I'll have to disagree with Emilybh. North of H. 41 is the new growth - new, modern, upscale. Park West, Hamlin Plantation, etc.
As a Realtor, I am seeing less and less objection towards living beyond highway 41 from clients. As geraldz has pointed out, the construction of such stores as Walmmart, Kohls and other commercial businesses in the vicinity of Highway 41 and 17 has made living in communities such as Park West, Dunes West, Rivertowne etc. much easier. When Carolina Park comes on line there will be even more alternatives to the businesses located closer to the Dan Ravenel Bridge and downtown Charleston. There are also many more new and newer homes located north of Highway 41 which makes such an area attractive to many buyers looking for new construction or a newer home. All this being said, I think there will always be a premium for a home closer in to Charleston than one further out "if all other things are equal" besides location. Even with the drop in home prices in such communities as I'On, Olde Park and the Old Village, homes in those close in locations still command a premium to homes located in communities further out.
I don't know why real estate listings are divided by Highway 41. I live in Park West and it's only 2 miles north of 41. We have a brand new Walmart Supercenter, Kohls and many more shops to follow. Perhaps Walmart sees where the Mount Pleasant growth is heading.
I'll have to disagree with Emilybh. North of H. 41 is the new growth - new, modern, upscale. Park West, Hamlin Plantation, etc.
I didn't mean to imply that only one side had shopping etc and that the other did not. I simply meant what I said that one area is closer to downtown and for those who need to get downtown on a regular basis, considering how bad the traffic can get if you live farther out, that being close in is more desirable.
With all the progress and growth in Mount Pleasant - we are just before the 41 and wondering if renting out our house for the next 3 years would be more prudent then trying to sell. Is Mount Pleasant flooded with rentals as well?

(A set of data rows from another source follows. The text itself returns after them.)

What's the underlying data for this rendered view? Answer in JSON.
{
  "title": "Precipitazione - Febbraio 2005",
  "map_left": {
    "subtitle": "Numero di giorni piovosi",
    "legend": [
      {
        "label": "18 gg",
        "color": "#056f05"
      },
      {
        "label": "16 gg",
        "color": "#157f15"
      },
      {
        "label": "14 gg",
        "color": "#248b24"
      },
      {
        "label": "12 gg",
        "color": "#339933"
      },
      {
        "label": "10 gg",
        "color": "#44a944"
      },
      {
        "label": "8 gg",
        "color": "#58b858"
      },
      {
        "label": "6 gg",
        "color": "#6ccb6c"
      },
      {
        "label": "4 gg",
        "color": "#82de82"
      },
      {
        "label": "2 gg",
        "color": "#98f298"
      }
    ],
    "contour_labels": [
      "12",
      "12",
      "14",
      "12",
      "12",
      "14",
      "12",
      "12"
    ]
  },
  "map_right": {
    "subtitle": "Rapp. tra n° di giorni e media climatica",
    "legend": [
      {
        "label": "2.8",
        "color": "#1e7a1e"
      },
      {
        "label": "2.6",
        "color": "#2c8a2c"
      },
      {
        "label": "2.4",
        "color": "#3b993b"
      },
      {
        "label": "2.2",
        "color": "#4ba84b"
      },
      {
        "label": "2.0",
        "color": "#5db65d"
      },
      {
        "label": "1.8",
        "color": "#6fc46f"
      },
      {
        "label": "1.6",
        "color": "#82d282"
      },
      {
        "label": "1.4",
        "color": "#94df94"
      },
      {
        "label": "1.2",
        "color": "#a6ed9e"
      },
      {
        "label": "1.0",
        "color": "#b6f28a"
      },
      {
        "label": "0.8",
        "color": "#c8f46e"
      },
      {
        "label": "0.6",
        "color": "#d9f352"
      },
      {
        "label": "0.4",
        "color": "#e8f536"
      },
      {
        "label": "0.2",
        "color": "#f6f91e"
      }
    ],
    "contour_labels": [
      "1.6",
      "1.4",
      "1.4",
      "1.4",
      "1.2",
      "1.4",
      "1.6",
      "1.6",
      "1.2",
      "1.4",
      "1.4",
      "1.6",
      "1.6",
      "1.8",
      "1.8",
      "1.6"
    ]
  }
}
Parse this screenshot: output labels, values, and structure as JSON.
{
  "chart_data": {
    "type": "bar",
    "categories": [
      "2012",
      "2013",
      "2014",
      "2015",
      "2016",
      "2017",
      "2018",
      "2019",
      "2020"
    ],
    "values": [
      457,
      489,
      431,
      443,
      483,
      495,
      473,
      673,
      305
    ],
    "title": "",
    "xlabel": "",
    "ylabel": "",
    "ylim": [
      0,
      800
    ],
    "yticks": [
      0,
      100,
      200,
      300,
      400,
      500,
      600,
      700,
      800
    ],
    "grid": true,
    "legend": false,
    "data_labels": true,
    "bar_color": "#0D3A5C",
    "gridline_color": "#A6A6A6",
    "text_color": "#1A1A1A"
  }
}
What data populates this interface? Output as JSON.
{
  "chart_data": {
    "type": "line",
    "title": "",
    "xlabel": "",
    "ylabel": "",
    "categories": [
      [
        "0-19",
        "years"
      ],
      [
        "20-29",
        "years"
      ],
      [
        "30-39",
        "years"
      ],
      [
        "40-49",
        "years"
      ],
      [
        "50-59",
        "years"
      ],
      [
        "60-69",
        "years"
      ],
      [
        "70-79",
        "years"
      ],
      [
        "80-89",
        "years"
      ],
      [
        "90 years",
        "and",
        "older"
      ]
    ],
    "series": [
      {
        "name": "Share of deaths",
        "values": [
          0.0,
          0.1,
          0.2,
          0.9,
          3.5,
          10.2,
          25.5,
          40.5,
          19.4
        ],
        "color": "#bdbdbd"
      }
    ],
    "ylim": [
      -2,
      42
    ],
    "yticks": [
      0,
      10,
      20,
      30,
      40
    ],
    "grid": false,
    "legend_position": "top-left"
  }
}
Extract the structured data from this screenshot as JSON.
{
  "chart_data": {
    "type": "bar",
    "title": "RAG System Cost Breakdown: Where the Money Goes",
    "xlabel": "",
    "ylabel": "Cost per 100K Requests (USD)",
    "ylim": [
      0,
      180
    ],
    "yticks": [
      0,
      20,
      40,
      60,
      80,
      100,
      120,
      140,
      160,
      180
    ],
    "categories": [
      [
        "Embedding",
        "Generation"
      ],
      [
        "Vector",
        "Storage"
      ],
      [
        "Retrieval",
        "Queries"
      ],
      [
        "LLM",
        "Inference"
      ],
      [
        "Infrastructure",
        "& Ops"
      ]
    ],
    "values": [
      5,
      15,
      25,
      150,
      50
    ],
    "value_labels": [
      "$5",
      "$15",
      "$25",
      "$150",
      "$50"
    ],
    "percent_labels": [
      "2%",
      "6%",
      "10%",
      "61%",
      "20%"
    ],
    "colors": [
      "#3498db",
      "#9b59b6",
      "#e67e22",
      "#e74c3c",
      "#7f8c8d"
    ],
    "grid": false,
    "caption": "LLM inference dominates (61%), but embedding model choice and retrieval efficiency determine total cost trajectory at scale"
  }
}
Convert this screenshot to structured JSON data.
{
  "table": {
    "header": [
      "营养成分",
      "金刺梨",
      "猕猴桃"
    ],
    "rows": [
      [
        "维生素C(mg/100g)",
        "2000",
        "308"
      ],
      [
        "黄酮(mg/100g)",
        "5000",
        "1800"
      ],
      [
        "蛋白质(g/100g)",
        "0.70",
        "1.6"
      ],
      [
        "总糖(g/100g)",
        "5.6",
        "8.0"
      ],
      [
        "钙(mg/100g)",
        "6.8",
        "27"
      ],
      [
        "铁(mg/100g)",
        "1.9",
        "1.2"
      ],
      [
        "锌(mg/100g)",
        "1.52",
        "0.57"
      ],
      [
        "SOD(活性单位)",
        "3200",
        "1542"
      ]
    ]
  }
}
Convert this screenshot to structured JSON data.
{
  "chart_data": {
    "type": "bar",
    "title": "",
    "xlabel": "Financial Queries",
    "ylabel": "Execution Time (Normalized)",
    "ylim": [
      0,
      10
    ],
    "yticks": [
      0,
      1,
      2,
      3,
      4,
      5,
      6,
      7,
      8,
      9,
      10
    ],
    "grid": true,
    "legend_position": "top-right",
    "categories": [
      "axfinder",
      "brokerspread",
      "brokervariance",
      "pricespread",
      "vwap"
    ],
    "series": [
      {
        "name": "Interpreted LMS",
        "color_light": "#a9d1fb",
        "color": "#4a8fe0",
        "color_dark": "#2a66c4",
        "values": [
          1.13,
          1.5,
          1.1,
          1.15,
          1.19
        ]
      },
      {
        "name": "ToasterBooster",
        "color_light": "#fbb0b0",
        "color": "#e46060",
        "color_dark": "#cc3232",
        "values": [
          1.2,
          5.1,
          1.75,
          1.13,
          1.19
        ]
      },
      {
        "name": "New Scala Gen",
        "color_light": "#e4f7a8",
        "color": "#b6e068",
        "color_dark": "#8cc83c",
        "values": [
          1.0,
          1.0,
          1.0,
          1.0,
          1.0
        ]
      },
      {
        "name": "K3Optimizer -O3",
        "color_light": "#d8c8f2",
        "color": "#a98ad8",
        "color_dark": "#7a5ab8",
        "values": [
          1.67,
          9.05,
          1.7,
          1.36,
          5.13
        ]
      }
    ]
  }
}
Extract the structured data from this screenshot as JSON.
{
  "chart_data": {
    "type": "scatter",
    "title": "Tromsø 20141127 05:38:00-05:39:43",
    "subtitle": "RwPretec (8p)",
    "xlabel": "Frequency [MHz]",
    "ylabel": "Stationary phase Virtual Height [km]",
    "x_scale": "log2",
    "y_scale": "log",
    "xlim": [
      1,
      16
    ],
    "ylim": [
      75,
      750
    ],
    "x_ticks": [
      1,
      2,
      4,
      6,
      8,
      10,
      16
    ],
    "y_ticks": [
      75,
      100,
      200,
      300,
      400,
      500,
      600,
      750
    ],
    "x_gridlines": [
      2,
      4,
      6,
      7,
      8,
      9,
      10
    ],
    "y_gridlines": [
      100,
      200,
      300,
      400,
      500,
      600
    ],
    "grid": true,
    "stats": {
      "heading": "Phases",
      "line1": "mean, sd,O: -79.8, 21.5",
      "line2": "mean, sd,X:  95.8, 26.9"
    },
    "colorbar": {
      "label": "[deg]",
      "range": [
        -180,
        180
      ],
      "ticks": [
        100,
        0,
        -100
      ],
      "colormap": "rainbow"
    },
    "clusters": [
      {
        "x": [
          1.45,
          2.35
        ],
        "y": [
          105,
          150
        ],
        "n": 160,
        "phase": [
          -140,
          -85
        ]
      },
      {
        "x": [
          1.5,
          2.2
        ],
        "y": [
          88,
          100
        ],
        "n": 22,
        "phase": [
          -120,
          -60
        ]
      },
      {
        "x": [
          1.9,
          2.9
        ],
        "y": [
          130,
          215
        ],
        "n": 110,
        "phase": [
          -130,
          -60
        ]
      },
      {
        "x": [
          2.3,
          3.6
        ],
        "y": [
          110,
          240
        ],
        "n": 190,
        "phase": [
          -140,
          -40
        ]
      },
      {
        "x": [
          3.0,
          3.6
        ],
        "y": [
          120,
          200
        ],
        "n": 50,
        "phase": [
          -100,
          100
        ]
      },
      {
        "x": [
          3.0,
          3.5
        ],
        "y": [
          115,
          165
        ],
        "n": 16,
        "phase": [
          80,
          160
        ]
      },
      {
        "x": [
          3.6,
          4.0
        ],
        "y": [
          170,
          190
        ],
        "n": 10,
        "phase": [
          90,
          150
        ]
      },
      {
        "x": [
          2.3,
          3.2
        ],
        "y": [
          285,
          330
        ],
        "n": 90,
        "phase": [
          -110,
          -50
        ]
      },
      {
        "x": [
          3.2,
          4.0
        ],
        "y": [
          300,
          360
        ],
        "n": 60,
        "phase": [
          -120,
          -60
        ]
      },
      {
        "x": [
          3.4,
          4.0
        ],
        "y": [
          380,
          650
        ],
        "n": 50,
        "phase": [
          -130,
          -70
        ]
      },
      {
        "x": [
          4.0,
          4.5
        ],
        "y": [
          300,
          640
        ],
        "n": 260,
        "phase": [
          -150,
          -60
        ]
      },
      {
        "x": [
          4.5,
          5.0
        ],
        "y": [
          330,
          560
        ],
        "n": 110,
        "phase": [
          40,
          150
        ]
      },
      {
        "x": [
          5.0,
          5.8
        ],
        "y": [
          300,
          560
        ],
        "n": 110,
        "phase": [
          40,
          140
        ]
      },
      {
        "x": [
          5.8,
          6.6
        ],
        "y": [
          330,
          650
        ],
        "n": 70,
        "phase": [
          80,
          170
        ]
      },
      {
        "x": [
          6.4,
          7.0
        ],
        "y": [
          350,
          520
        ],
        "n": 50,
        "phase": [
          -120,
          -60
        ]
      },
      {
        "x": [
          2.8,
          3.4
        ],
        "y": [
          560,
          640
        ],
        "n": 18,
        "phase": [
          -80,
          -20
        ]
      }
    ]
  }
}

It depends on how much you're looking to rent the home out for. Just looking on the MLS shows 213 active rentals in the MT. P areas. Obviously there are a great many more available that aren't listed in the MLS, and that doesn't even include apartment/condo complexes.
Your neighborhood's recent sales and current competition, more than the rental market, would better determine whether selling or renting would be feasible at this time. A realtor should be able to give you a quick CMA for your home, and list out the avg. days to sell for your neighborhood in the past 6 months.
Comparing that to what you'd need to rent the home out for (a good property management company could help ballpark you as to a fair market rental value for your home) should give you a better idea. Also, you'd have to factor in how much a property management company would take off the top for their services. With as strict as many lenders are becoming, more and more people will be renting in the next year or so than before, so it's possible that renting could be the smarter decision, but it does have it's headaches, just like selling.
thanks for the response - I have some of the answers although they are a little dated ( by 8 months) after having been on the market for almost a year. Our concern now is do we spend the $5000 plus to upgrade - only to help the house sell at probably $15K lower due to one or two existing houses pricing themselves fairly low for our neighbourhood ( Brickyard) or not do the upgrades, rent and take on the headaches of being a distant landlord - we would like to move west! In the long run one would think that Mt Pleasant will continue to see property prices increase due to all the amenities and proximity to the beach etc. so maybe this wouldn't be a bad option to just keep as an investment property?
If you have been on the market for a year and have not sold you are not priced competitively. Don't do the upgrades, lower your price instead, you will probably pick it up at the other end when you buy.